The demerger is scheduled to complete this May and will cost the business around $151 million to organise. It will create two listed companies: Treasury Wine Estates and Foster’s.
Foster’s chief executive Ian Johnston said: “The demerger recognises the different business characteristics of, and industry dynamics now faced by, each business.
“Following the demerger, Foster’s and Treasury Wine Estates, supported by separate boards and management teams, will be able to focus solely on their own business and strategic objectives, providing greater flexibility to respond to challenges and pursue opportunities. We expect this will lead to improved performance by the businesses over time.
“The demerger will create a leading international wine company with a portfolio of luxury, premium and commercial wines, while Foster’s will continue as Australia’s leading brewer.”
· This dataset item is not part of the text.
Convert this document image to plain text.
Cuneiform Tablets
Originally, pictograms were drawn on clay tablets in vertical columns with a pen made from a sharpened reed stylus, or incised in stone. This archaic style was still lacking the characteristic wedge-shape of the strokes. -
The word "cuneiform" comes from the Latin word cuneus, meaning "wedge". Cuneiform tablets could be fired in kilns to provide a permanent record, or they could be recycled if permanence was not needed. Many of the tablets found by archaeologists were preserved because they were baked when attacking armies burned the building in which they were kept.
Foster’s is expected to attract interest from rival brewers following the merger, with SABMiller touted as a likely suitor. Treasury Wine Estates will be the second largest wine company in the world after Constellation (soon to be renamed Accolade), with a brand line-up including Wolf Blass, Penfolds and Lindemans.
The wine division performed solidly in the last six months of 2010, according to Foster’s latest results, unveiled today.
“Improved route to market capabilities, better product and channel mix and cost reduction initiatives drove improving performance for Treasury Wine Estates,” the company said.
“Wine earnings pre interest and tax increased by 25.2% on a constant currency basis, the second consecutive half of 20% plus growth.”
It added: “Excluding the impact of exchange rates, profitability in the UK and Ireland is ahead of the prior year and performance remains solid in the Nordics and Continental Europe.”